How could this be! In this case, we can only assume that the sayHello method instance say is not simply a function, and that it must somehow hold the sentence variable so that it can be accessed when executed.
Originally, functions in JavaScript form closures. Closures are a combination of functions and the lexical environment in which they are declared. The environment contains any local variables that were in scope when the closure was created.
As we expected! :
Say is the internal sayHello method. When we get an instance of the say method (var fun = sayHello()), the say instance ensures that all of its internal variables are properly accessed. Therefore, it is not surprising that when we call fun, an instance of say, we can access the variable sentence used by say.
Bad and good…
Closures look strange, as you might expect if every time a function instance is created, its internal methods have to be redefined.

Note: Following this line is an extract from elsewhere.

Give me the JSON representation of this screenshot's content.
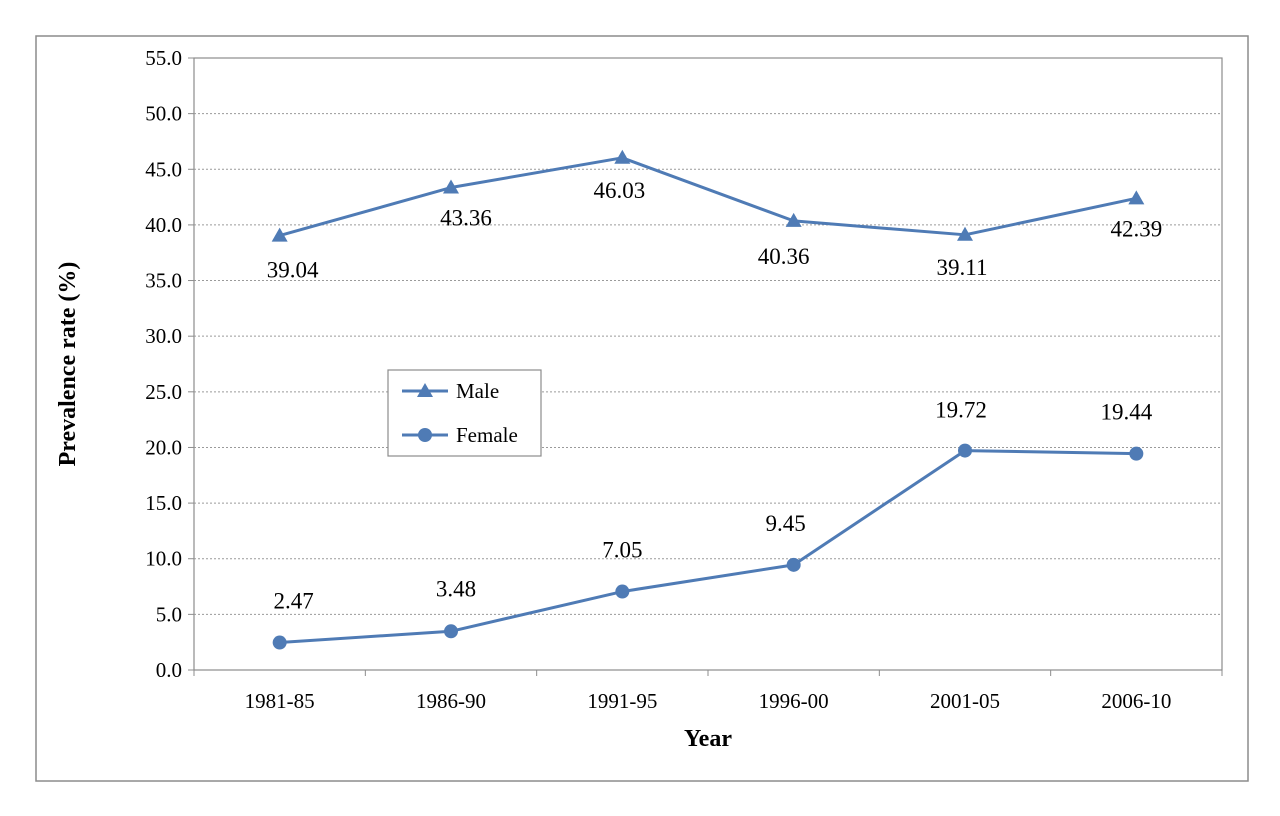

Take the constructor as an example:
function Person(name,age) {
this.name = name;
this.sayHello = function(){console.log("My name is ",name)};
}
Copy the code
According to closures, sayHello is defined repeatedly each time a Person is instantiated. If there are a lot of instance objects, repeating methods can take up a lot of space. Fortunately, prototypes can be used here:
function Person(name) {
this.name = name;
}
Person.prototype.sayHello = function(){console.log("My name is ".this.name)};
Copy the code
So what’s good about closures? Of course, closures have their advantages.
Closures bind external variables and method instances together. Is this an encapsulation?
We can:
var names = ["chao"."zhao"."tao"."yao"];
var say = function(str){
return function(){
console.log("My name is ",str);
};
};
var funs =[];
for(var i in names)
funs[i] = say(names[i]);
for(var f of funs)
f();
Copy the code
The internal method of SAY maintains its own lexical environment, holding the variable STR. So, although STR is constantly changing (each STR is a new STR), the method instances are maintained one by one, so the output of each method instance in the array funs is ultimately called is different:
My name is chao
My name is zhao
My name is tao
My name is yao
Copy the code
👌, probably so, each big guy reward a praise 👍 bie!
— — — — — —
One last example if you don’t use an inner function:
var names = ["chao"."zhao"."tao"."yao"];
var say = function(str){
console.log("My name is ",str);
};
var funs =[];
for(var i in names)
funs[i] = function(){console.log("My name is "+names[i])};
for(var f of funs)
f();
Copy the code
Output:
My name is yao
My name is yao
My name is yao
My name is yao
Copy the code
This is because functions maintain the lexical context of each closure, but I remains the same. Keep going, keep going, always the I that ends up equal to 3 (if I use for(var I = 0; i < names.Length; I ++) and finally I is 4). Let I instead of var I is different, the reason can be explained by 😆.